Binge eating as a disorder is basically over consumption of food but not characterized by behaviors that are compensatory in nature. This disorder affects any potential individual who is linked to over-eating, thus it is not related to class, age or even gender (Heller, 2003).
Causes of eating disorder
The causes of eating disorder can be classified to be biological, environmental or psychological. Biological disorder is related to genetic composition, biochemical composition like over concentration or minimal concentration of HPA axis can easily lead to eating disorders.

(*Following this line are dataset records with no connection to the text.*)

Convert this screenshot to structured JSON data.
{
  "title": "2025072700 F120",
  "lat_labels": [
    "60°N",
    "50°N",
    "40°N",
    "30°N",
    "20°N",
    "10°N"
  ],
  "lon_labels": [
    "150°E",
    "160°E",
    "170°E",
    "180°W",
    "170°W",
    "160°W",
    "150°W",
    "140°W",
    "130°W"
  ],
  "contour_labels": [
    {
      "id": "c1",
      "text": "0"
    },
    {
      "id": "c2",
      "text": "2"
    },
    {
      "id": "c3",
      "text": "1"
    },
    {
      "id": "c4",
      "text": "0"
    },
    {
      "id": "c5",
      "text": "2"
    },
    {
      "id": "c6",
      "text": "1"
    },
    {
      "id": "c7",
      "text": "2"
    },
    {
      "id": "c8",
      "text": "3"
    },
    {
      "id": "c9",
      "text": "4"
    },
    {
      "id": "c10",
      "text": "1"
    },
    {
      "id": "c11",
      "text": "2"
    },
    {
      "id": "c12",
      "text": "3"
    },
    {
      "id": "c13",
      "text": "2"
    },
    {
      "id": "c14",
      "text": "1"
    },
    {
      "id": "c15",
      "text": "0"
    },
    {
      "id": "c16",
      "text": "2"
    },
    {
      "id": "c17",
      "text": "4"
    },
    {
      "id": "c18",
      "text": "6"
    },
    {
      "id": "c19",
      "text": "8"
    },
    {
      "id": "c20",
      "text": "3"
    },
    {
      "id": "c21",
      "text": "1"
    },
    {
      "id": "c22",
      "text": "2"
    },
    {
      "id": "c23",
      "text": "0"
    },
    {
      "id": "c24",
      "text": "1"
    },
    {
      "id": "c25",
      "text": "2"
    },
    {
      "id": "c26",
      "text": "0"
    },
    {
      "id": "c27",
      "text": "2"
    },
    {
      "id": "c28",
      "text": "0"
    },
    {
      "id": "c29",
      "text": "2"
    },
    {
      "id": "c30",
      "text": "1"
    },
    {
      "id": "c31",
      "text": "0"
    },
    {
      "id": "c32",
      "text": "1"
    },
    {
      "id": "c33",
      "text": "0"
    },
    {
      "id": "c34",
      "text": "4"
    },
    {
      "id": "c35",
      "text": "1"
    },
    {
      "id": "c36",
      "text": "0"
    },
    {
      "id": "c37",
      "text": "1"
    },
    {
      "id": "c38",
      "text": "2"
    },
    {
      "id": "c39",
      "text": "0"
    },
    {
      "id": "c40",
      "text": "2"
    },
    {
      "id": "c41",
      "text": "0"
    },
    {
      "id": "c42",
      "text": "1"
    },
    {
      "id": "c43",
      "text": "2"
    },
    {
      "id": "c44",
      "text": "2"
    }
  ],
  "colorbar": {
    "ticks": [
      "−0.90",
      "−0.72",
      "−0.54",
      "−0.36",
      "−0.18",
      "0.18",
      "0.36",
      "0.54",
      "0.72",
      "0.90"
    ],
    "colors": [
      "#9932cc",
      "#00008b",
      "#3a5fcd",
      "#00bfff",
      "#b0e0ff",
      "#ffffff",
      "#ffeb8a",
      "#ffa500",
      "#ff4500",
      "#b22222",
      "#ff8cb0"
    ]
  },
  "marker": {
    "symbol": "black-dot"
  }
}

Psychological eating disorder can be enhanced by the mentality of an individual on a particular food or products to be the best or not being the best. “This can lead to over consumption of particular food which leads to eating disorder,” (Bjorklund, 2005).
The environmental factors can be largely considered to be peer influence of the culture of thinning to be more fashionable than being normal size. The parents of an individual may also be the main cause towards the development of an eating disorder. This can be attributed to the fact that, the diet that a parent gives the children in plenty can greatly impact on the eating trend of the child. If the child is used to taking sugary foods, then, there is a possibility of developing eating disorder. Another environmental factor is influenced by the culture, for example, the western culture encourages slim body type (Middletown, 2006).
Eating disorders can cause lethal injuries to the health the affected individual. It is thus, of great importance that, for its prevention, its identification is carried out before it has gone overboard. Prevention entails, ensuring that all the individuals know the importance of taking a particular diet in the required proportions. For the purpose of treating an individual who is suffering from eating disorder, the affected party should visit a psychiatrist for the purposes of primary treatment. It is therefore, vital that the most common forms of eating disorders are well understood by all the individuals for early prevention and treatment measures (Laser&Watson, 2012).
Abraham, S. (2008). Eating disorders: The facts. Oxford: Oxford University Press.
Heller, T. (2003). Eating disorders: A handbook for teens, families, and teachers. Jefferson, N.C: McFarland & Co.
Bjorklund, R. (2005). Eating disorders. New York: Marshall Cavendish Benchmark.
Middleton, K. (2007). Eating disorders: The path to recovery. Oxford: Lion.
Laser, T., & Watson, S. (2012). Eating disorders. New York: Rosen Pub.
Treasure, J., Schmidt, U., & Van, F. E. (2003). Handbook of Eating Disorders, 2nd Edition. Chichester: John Wiley & Sons.